Doch statt eine breite Diskussion zu eröffnen, wurde Dettmar als «Querdenker» diffamiert, seine Entscheidung als ein gefährlicher Akt des Widerstands gegen den Rechtsstaat interpretiert. Der anschließende Strafprozess und die Verurteilung Dettmars zu einer erheblichen Strafe zeigen, wie sehr das Vertrauen in die juristische Unabhängigkeit während der «Pandemie» erschüttert wurde.
Dettmar hatte die grundlegenden Annahmen hinter den Maßnahmen hinterfragt, und dies wurde als schwerwiegender Verstoß gegen die «richterliche Unabhängigkeit» geahndet. Ein Urteil, das die wissenschaftliche Basis der Maßnahmen nicht prüfte, sondern auf der epistemischen Basis der politischen Entscheidung beruhte.
Ein weiterer Aspekt des epistemischen Unrechts war die Art und Weise, wie die Medien die Wahrheiten und Lügen über die «Pandemie» verbreiteten. Experten, die den offiziellen Narrativen widersprachen, wurden schnell als «Schwurbler» oder «Covidioten» stigmatisiert. Die Medien trugen dazu bei, diese Narrative weiter zu verbreiten, was die gesellschaftliche Spaltung verstärkte.
Besonders perfide war gemäß Benedict die Darstellung von Kindern als «Ratten» der Corona-Zeit – ein Zitat, das von einem prominenten Agitator verbreitet wurde und die Ungeimpften sowie die Kinder als Hauptverantwortliche für die Verbreitung des Virus darstellte. Solche Aussagen wurden nicht nur von der Öffentlichkeit, sondern auch von politischen Entscheidungsträgern unkritisch übernommen.
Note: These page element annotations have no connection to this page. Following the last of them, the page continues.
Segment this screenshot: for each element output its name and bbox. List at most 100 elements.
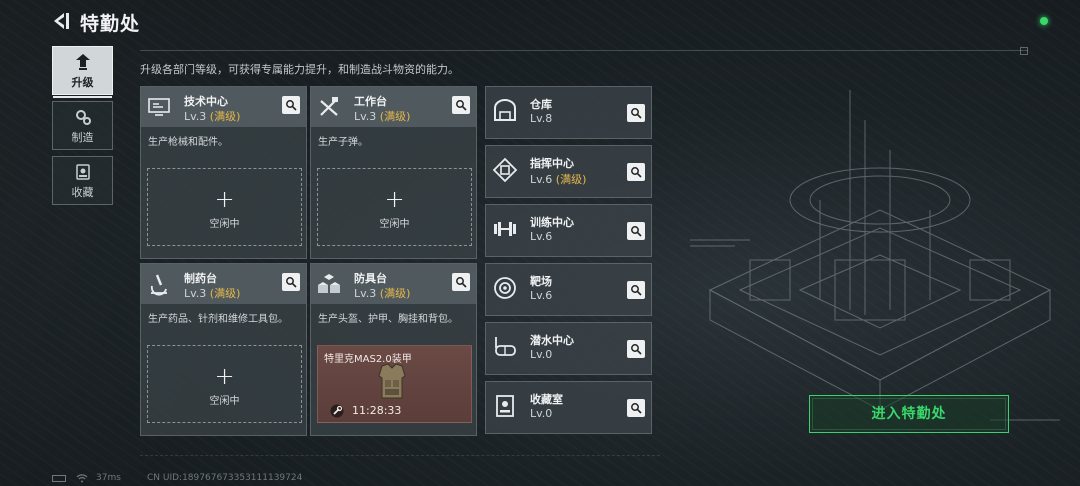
facility-name: 工作台 bbox=[354, 95, 387, 108]
collection-icon bbox=[75, 164, 90, 180]
plus-icon: + bbox=[214, 362, 235, 390]
inspect-button[interactable] bbox=[627, 281, 645, 299]
inspect-button[interactable] bbox=[627, 163, 645, 181]
wrench-icon bbox=[330, 404, 344, 418]
online-status-dot bbox=[1040, 17, 1048, 25]
facility-card-pharmacy[interactable]: 制药台 Lv.3 (满级) 生产药品、针剂和维修工具包。 + 空闲中 bbox=[140, 263, 307, 436]
facility-description: 生产子弹。 bbox=[318, 137, 368, 148]
decorative-divider bbox=[140, 455, 660, 463]
page-title: 特勤处 bbox=[80, 13, 141, 35]
facility-name: 防具台 bbox=[354, 272, 387, 285]
tab-craft[interactable]: 制造 bbox=[52, 101, 113, 150]
upgrade-icon bbox=[75, 54, 90, 70]
facility-level: Lv.6 (满级) bbox=[530, 173, 587, 186]
inspect-button[interactable] bbox=[452, 273, 470, 291]
tab-label: 制造 bbox=[71, 131, 94, 144]
inspect-button[interactable] bbox=[627, 399, 645, 417]
ping-readout: 37ms bbox=[96, 473, 121, 483]
facility-row-shooting-range[interactable]: 靶场 Lv.6 bbox=[485, 263, 652, 316]
facility-level: Lv.3 (满级) bbox=[354, 287, 411, 300]
facility-card-armor-bench[interactable]: 防具台 Lv.3 (满级) 生产头盔、护甲、胸挂和背包。 特里克MAS2.0装甲… bbox=[310, 263, 477, 436]
card-header: 防具台 Lv.3 (满级) bbox=[311, 264, 476, 304]
armor-vest-image bbox=[378, 363, 406, 399]
crafting-timer: 11:28:33 bbox=[352, 404, 402, 417]
facility-name: 指挥中心 bbox=[530, 157, 574, 170]
inspect-button[interactable] bbox=[627, 340, 645, 358]
facility-card-tech-center[interactable]: 技术中心 Lv.3 (满级) 生产枪械和配件。 + 空闲中 bbox=[140, 86, 307, 259]
facility-level: Lv.6 bbox=[530, 289, 553, 302]
plus-icon: + bbox=[214, 185, 235, 213]
facility-row-warehouse[interactable]: 仓库 Lv.8 bbox=[485, 86, 652, 139]
slot-status: 空闲中 bbox=[209, 396, 240, 407]
tab-label: 收藏 bbox=[71, 186, 94, 199]
wifi-icon bbox=[76, 474, 88, 483]
facility-level: Lv.0 bbox=[530, 407, 553, 420]
search-icon bbox=[286, 277, 297, 288]
facility-name: 靶场 bbox=[530, 275, 552, 288]
search-icon bbox=[456, 277, 467, 288]
facility-name: 潜水中心 bbox=[530, 334, 574, 347]
facility-description: 生产药品、针剂和维修工具包。 bbox=[148, 314, 288, 325]
user-uid: CN UID:189767673353111139724 bbox=[147, 473, 303, 483]
inspect-button[interactable] bbox=[282, 96, 300, 114]
search-icon bbox=[631, 108, 642, 119]
facility-level: Lv.0 bbox=[530, 348, 553, 361]
facility-level: Lv.3 (满级) bbox=[184, 287, 241, 300]
boxes-icon bbox=[318, 274, 340, 293]
header-divider bbox=[140, 47, 1028, 55]
search-icon bbox=[456, 100, 467, 111]
tab-label: 升级 bbox=[71, 76, 94, 89]
card-header: 技术中心 Lv.3 (满级) bbox=[141, 87, 306, 127]
search-icon bbox=[631, 344, 642, 355]
back-arrow-icon bbox=[54, 13, 69, 29]
production-slot-empty[interactable]: + 空闲中 bbox=[147, 168, 302, 246]
facility-description: 生产头盔、护甲、胸挂和背包。 bbox=[318, 314, 458, 325]
card-header: 制药台 Lv.3 (满级) bbox=[141, 264, 306, 304]
facility-card-workbench[interactable]: 工作台 Lv.3 (满级) 生产子弹。 + 空闲中 bbox=[310, 86, 477, 259]
inspect-button[interactable] bbox=[627, 104, 645, 122]
facility-level: Lv.6 bbox=[530, 230, 553, 243]
production-slot-empty[interactable]: + 空闲中 bbox=[147, 345, 302, 423]
production-slot-active[interactable]: 特里克MAS2.0装甲 11:28:33 bbox=[317, 345, 472, 423]
search-icon bbox=[631, 226, 642, 237]
inspect-button[interactable] bbox=[282, 273, 300, 291]
facility-row-command-center[interactable]: 指挥中心 Lv.6 (满级) bbox=[485, 145, 652, 198]
slot-status: 空闲中 bbox=[209, 219, 240, 230]
inspect-button[interactable] bbox=[627, 222, 645, 240]
target-icon bbox=[494, 277, 516, 299]
warehouse-icon bbox=[494, 99, 516, 121]
slot-status: 空闲中 bbox=[379, 219, 410, 230]
dumbbell-icon bbox=[494, 222, 516, 236]
facility-level: Lv.3 (满级) bbox=[184, 110, 241, 123]
inspect-button[interactable] bbox=[452, 96, 470, 114]
battery-icon bbox=[52, 475, 66, 482]
facility-name: 训练中心 bbox=[530, 216, 574, 229]
back-button[interactable] bbox=[50, 10, 72, 32]
search-icon bbox=[286, 100, 297, 111]
microscope-icon bbox=[150, 274, 167, 296]
card-header: 工作台 Lv.3 (满级) bbox=[311, 87, 476, 127]
tab-collection[interactable]: 收藏 bbox=[52, 156, 113, 205]
facility-name: 技术中心 bbox=[184, 95, 228, 108]
facility-row-diving-center[interactable]: 潜水中心 Lv.0 bbox=[485, 322, 652, 375]
search-icon bbox=[631, 285, 642, 296]
chip-icon bbox=[492, 157, 518, 183]
tab-upgrade[interactable]: 升级 bbox=[52, 46, 113, 98]
facility-description: 生产枪械和配件。 bbox=[148, 137, 228, 148]
search-icon bbox=[631, 403, 642, 414]
gears-icon bbox=[75, 110, 91, 125]
facility-level: Lv.8 bbox=[530, 112, 553, 125]
facility-name: 收藏室 bbox=[530, 393, 563, 406]
production-slot-empty[interactable]: + 空闲中 bbox=[317, 168, 472, 246]
facility-row-training-center[interactable]: 训练中心 Lv.6 bbox=[485, 204, 652, 257]
facility-name: 仓库 bbox=[530, 98, 552, 111]
tools-icon bbox=[320, 97, 338, 116]
facility-name: 制药台 bbox=[184, 272, 217, 285]
facility-row-collection-room[interactable]: 收藏室 Lv.0 bbox=[485, 381, 652, 434]
enter-facility-button[interactable]: 进入特勤处 bbox=[809, 395, 1009, 433]
display-case-icon bbox=[496, 395, 514, 417]
monitor-icon bbox=[148, 98, 170, 116]
search-icon bbox=[631, 167, 642, 178]
page-subtitle: 升级各部门等级，可获得专属能力提升，和制造战斗物资的能力。 bbox=[140, 63, 459, 76]
plus-icon: + bbox=[384, 185, 405, 213]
Die Corona-Zeit hat die juristische und politische Landschaft auf eine harte Probe gestellt. Die Frage, wie Unrecht in einem «normalen» Rechtssystem behandelt werden sollte, hat sich als schwierig zu beantworten erwiesen. Die rechtliche Struktur, die auf den Prinzipien von Wahrheit und Gerechtigkeit basieren sollte, hat in vielen Fällen versagt, die epistemischen Lügen zu erkennen, die als Grundlage für politische und juristische Entscheidungen dienten. Die Corona-Zeit wird uns daher nicht nur als gesundheitliche Krise in Erinnerung bleiben, sondern auch als eine Zeit des epistemischen Unrechts, das sich tief in die Gesellschaft eingegraben hat.
Jörg Benedict gibt in seinem Essay, das gespickt ist von beunruhigenden historischen Beispielen, viele wertvolle Denkanstöße und eine sehr plausible Erklärung für das Versagen der Justiz in der Corona-Zeit.